A hero kills a dragon: So what is he going to do now?
One of the hallmarks of a remarkable fantasy world is that the tales the author tells feel like just the tip of the iceberg. For every story readers hear, there are 10 they’ll never know. Such is the case with Tolkien’s Middle Earth and George R.R. Martin’s Westeros. The same could be said of Hagenspan, the land in which Tompkins’ (Owan’s Regret, 2018, etc.) novel is set. Hagenspan, readers are told, once existed in the North Atlantic—perhaps during the Middle Ages; it was inhabited by men and women, trolls, dragons, and fairies, all of whom fought and loved, strove and died. Like Middle Earth and Westeros, Hagenspan is a sprawling, richly imagined realm peopled with dozens upon dozens of intriguing characters. This volume is the first of nine books in a series. (The author is currently writing the 10th.) Its hero is Sir Cedric Roarke of Lauren, Slayer of Dragons. True to his name, Roarke kills such a foul beast. But the ingenuity of Tompkins’ series opener is that the daring deed happens before the book even begins. The tale, then, grapples with all the unlikely questions that crop up in the aftermath. How does Roarke prove he killed the dragon? How does he protect the booty? Does he keep the castle the dragon stole? How does he pull off that feat? And on and on. In County Bretay, where the castle Blythecairne is situated, law and tradition dictate that the slayer of a dragon must hold the bastion in question for a full year before the warrior can lay claim to it and the surrounding lands. Roarke’s valiant efforts to do so take up the bulk of the story. The author is an assured fantasy writer, and his prose rolls on without affect or pretense (“Men would have called Roarke an adventurer, but it would not have been accurate.
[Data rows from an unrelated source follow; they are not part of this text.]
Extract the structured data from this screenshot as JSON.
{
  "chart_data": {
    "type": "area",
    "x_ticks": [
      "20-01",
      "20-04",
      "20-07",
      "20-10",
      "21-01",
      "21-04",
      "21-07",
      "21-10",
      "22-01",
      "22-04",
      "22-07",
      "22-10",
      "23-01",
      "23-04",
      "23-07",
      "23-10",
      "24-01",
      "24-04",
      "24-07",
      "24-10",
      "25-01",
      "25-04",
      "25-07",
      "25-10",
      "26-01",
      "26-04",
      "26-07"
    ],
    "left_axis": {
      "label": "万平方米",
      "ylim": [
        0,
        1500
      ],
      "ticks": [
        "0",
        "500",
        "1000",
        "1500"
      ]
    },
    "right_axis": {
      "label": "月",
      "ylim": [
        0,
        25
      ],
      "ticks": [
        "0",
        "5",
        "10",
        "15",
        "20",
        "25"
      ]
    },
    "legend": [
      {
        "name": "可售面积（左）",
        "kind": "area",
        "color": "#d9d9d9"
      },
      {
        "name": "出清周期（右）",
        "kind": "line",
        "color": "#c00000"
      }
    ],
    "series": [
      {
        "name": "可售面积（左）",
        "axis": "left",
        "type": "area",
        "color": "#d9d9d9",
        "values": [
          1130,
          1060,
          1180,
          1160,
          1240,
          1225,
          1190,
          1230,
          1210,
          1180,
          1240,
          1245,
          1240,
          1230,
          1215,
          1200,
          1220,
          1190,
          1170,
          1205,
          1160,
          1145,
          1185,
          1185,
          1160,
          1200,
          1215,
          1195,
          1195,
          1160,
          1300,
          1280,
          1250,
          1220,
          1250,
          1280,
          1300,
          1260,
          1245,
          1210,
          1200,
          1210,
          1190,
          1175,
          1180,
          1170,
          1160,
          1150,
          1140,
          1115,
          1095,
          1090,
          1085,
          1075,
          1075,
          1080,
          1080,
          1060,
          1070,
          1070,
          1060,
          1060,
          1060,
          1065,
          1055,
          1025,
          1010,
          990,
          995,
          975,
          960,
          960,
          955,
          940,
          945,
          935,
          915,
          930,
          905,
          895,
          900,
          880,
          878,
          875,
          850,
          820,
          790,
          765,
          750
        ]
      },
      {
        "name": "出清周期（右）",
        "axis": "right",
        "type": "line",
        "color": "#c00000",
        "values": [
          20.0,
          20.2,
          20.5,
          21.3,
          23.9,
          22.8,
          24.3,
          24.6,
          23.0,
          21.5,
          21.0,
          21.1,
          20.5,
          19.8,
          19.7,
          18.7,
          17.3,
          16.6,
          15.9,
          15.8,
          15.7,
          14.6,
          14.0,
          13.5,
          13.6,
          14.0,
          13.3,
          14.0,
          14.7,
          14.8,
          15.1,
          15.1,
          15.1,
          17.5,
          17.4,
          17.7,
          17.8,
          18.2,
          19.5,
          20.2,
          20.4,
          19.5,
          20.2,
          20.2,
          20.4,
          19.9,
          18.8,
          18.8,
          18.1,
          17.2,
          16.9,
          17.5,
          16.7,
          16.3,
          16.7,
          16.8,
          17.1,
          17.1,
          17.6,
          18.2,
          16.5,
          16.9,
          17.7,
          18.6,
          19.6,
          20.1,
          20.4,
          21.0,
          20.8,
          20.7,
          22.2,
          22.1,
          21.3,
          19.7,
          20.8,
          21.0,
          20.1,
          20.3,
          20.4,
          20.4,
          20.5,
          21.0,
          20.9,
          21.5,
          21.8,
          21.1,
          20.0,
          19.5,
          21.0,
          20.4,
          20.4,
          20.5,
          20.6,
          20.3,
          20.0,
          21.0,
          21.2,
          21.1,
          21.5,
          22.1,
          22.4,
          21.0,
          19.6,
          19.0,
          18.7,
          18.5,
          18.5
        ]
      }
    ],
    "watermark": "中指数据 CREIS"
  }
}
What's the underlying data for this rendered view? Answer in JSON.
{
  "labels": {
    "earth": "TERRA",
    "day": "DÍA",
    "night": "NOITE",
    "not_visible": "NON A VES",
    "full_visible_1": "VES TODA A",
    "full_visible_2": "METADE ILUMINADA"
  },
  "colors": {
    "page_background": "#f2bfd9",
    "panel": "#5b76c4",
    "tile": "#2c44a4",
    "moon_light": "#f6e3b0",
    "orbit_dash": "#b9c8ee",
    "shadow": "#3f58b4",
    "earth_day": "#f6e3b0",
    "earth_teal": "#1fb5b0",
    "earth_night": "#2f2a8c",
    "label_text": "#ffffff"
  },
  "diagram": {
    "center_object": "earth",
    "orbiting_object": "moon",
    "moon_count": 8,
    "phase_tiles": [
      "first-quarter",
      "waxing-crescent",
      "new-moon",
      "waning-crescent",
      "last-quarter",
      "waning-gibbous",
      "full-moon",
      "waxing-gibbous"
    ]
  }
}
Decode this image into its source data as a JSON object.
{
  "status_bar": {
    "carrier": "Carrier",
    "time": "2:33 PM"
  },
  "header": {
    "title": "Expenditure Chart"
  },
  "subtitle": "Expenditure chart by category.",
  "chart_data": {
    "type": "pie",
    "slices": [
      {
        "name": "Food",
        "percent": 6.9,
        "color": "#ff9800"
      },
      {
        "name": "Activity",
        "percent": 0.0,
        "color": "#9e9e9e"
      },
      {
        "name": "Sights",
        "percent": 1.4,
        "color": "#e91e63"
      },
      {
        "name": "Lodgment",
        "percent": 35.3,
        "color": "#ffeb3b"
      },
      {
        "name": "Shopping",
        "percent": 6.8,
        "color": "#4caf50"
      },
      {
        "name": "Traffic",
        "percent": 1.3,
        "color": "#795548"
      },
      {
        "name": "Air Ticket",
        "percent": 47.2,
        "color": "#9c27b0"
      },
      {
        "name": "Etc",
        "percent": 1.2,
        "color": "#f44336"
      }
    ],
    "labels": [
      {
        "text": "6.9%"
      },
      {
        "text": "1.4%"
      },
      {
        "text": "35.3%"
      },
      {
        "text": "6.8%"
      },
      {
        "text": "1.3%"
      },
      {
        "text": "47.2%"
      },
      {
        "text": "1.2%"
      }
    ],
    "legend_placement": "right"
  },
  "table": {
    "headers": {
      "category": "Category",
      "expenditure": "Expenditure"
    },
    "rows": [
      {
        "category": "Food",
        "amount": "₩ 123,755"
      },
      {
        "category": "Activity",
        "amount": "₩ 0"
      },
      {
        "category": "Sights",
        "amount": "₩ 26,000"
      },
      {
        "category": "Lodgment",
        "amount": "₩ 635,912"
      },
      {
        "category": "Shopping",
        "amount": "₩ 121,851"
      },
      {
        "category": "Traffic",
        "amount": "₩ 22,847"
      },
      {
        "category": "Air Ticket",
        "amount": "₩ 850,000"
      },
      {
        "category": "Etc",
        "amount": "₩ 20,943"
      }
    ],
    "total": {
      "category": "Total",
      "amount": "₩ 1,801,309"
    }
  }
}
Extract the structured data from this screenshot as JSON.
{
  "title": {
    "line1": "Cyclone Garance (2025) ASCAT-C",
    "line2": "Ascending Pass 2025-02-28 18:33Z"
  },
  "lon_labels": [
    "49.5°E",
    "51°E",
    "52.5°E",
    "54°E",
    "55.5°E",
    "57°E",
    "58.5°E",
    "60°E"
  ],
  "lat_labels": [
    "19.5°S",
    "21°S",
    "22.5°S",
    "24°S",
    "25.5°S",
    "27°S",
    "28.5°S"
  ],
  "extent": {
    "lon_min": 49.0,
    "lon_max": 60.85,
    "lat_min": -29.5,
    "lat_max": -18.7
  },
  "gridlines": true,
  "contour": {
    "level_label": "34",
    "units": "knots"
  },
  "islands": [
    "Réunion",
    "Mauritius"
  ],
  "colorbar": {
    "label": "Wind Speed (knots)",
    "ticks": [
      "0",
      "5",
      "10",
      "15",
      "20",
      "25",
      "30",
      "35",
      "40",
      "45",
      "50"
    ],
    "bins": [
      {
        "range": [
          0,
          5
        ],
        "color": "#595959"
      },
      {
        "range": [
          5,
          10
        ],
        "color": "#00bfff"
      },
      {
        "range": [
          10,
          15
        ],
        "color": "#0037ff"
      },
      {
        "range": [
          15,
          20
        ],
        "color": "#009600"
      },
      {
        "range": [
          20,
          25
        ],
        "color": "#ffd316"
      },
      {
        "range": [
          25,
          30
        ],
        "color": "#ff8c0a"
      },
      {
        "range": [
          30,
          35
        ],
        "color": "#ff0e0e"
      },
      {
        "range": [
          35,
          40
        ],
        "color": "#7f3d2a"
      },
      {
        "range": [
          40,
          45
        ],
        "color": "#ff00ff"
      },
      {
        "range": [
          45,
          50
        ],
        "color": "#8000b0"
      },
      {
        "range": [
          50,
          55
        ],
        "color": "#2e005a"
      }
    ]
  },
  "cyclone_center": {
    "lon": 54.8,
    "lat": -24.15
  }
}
While it was true that he had experienced many adventures in his half-century of existence, he did not love sleeping on the ground, or eating bad food, or going without food at all”). And while Tompkins is building a medieval world, he never stretches for the faux feudal diction that has doomed similar, lesser efforts.
A lengthy new fantasy series that gets off to an auspicious start.